About my life and work in Transylvania


Paul & FoxyWelcome to my site! I have been blessed with more than 20 years of documenting experiences, lovingly gained from the "land beyond the forest", namely Transylvania. I am British and like to think of myself as a conservationist, documenting subject material from cultural customs to wildlife and environment. I have a special interest in the life and work of traditional Transhumance shepherds, protecting their sheep from wolf and bear depredation, using the loyal support of Livestock Guardian Dogs (LGD).

My first introduction to Transylvania occurred in 1993. I am a Registered Nurse by profession and I was invited to join an aid convoy delivering medical equipment to a hospital situated in the town of Kézdivásárhely (Târgu Secuiesc). I only visited for one week, but I immediately knew that this was a place that I wanted to return to and get to know better. A combination of factors brought me to this decision, but the Székely people and their unique, sustainable relationship with the environment was the main attraction. Transylvania is a truly unique place and it is this uniqueness that I will attempt to portray through this site.

After this initial introduction, I returned one month later and stayed for eighteen months. I returned to the same hospital where I worked for several months, before moving to the village of Ozsdola on the invitation of Dr Turóczi Ildikó. She was the senior general practitioner of a small village practice in the foothills of the Carpathian mountains. It was during  this time that I met many villagers who kindly invited me on trips to explore local forests. This reinforced my love for the place, but as an unpaid volunteer my financial reality meant that I had to return to the UK to find salaried work. I found it hard to settle back into western life and longed to return to Transylvania. After several years of working  both in the UK and Germany, my opportunity to return to Ozsdola finally came in 2008. However, before relocating I first had to find somewhere to live!

I bought an unfinished building on a large plot of land close to the centre of Ozsdola without a water supply or drains. With just two cement lined rooms and a garage a lot of work was required before I could finally call this my home. Long deep trenches were required to lay pipes, along with a pit for a septic tank. This was all completed by hand by one of the great eccentrics of the village, Eugene Paizs commonly known as the bulldozer!

In 2008 I had plenty of time to develop my passion for wildlife, so I formed a small conservation group called the Transylvanian Wildlife Project. I brought together a small team of enthusiasts which included biologists, photographers and trackers. Our aim was simple, to protect what had taken centuries to evolve. Now that Romania had joined the European Union, the free market was beginning to bear down heavily on this country's vast natural resources. Deforestation started in earnest and hunting was increasing in many areas of Transylvania. Word soon spread about our work, especially our anti-poaching activities and in 2011 I was approached by the National Geographic to assist them with a film project. As a result of this venture, we were nominated for a grant which funded much needed equipment to further our conservation work. In 2013 I left the TWP to concentrate my interest in Human/Predator coexistence, spending much more time with transhumance shepherds, who play a vital role in large predator conservation. 
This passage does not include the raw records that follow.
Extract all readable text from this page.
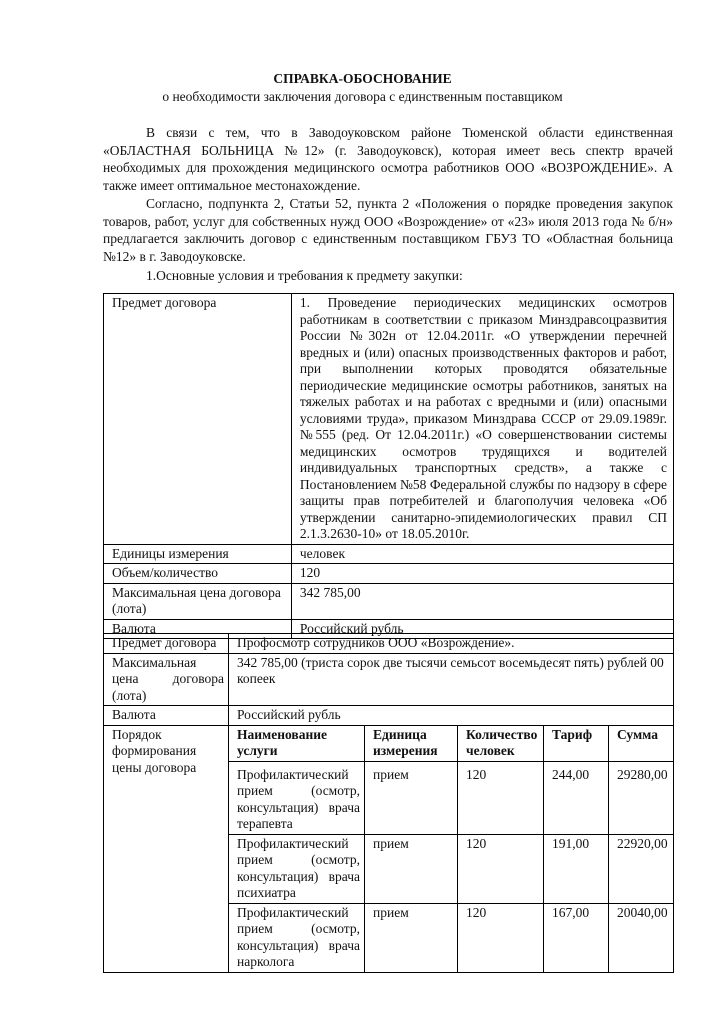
СПРАВКА-ОБОСНОВАНИЕ
о необходимости заключения договора с единственным поставщиком
В связи с тем, что в Заводоуковском районе Тюменской области единственная «ОБЛАСТНАЯ БОЛЬНИЦА №12» (г. Заводоуковск), которая имеет весь спектр врачей необходимых для прохождения медицинского осмотра работников ООО «ВОЗРОЖДЕНИЕ». А также имеет оптимальное местонахождение.
Согласно, подпункта 2, Статьи 52, пункта 2 «Положения о порядке проведения закупок товаров, работ, услуг для собственных нужд ООО «Возрождение» от «23» июля 2013 года № б/н» предлагается заключить договор с единственным поставщиком ГБУЗ ТО «Областная больница №12» в г. Заводоуковске.
1.Основные условия и требования к предмету закупки:
Предмет договора	1. Проведение периодических медицинских осмотров работникам в соответствии с приказом Минздравсоцразвития России №302н от 12.04.2011г. «О утверждении перечней вредных и (или) опасных производственных факторов и работ, при выполнении которых проводятся обязательные периодические медицинские осмотры работников, занятых на тяжелых работах и на работах с вредными и (или) опасными условиями труда», приказом Минздрава СССР от 29.09.1989г. №555 (ред. От 12.04.2011г.) «О совершенствовании системы медицинских осмотров трудящихся и водителей индивидуальных транспортных средств», а также с Постановлением №58 Федеральной службы по надзору в сфере защиты прав потребителей и благополучия человека «Об утверждении санитарно-эпидемиологических правил СП 2.1.3.2630-10» от 18.05.2010г.
Единицы измерения	человек
Объем/количество	120
Максимальная цена договора (лота)	342 785,00
Валюта	Российский рубль
Предмет договора	Профосмотр сотрудников ООО «Возрождение».				
Максимальная цена договора (лота)	342 785,00 (триста сорок две тысячи семьсот восемьдесят пять) рублей 00 копеек				
Валюта	Российский рубль				
Порядок формирования цены договора	Наименование услуги	Единица измерения	Количество человек	Тариф	Сумма
	Профилактический прием (осмотр, консультация) врача терапевта	прием	120	244,00	29280,00
	Профилактический прием (осмотр, консультация) врача психиатра	прием	120	191,00	22920,00
	Профилактический прием (осмотр, консультация) врача нарколога	прием	120	167,00	20040,00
Bringing in the hay - TransylvaniaSo why is life so different in Transylvania and what is it that attracted me there? Simply put, it is like being transported back in time to a place that feels like a frontier community on the edge of civilisation. Life could not be more different compared to what I was used to in the west, with bears wandering into the village in Autumn in search of food to living with Szekely villagers, ethnic Hungarians who are descendants of the infamous Attila the Hun.
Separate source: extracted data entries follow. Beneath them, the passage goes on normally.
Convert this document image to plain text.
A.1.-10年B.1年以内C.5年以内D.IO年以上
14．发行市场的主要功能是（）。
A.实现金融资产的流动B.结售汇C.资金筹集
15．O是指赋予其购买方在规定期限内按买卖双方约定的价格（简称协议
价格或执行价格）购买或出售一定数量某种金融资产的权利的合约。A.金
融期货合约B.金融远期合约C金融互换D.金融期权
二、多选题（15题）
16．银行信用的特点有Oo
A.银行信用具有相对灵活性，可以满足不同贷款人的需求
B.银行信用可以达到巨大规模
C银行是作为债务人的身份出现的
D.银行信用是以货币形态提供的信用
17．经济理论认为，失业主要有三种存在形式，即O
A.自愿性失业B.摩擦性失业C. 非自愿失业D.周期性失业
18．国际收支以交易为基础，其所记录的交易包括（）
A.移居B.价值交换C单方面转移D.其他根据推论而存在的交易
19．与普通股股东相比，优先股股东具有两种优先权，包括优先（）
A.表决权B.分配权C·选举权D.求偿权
However, these initial impressions can be deceptive as although horse and cart are still part of everyday life in Transylvania, modern tractors and farm machinery can also be seen on neighbouring fields. This strange paradox does not simply end there, as many villagers now have broadband internet but no running water or drains! Romania joined the European Union in 2007 resulting in rapid change. My aim to observe and document the day to day lives of the villagers in my adopted home, the challenges they face, and the subsequent effects on a traditional way of life that has survived for centuries.

Transylvania which has remained isolated by the magnificent Carpathian mountains is now opening its doors to the outside world with a new airport being built close to Brasov and the construction of the Transylvania highway. This new infrastructure will improve everyday life for many, and increase economic prosperity to the region, but there will inevitably be negative impacts too. There are already concerns relating to the dramatic increase in traffic using a road infrastructure struggling to keep pace with demand. Air quality too is bound to suffer in an environment that boasts some of the cleanest air in Europe.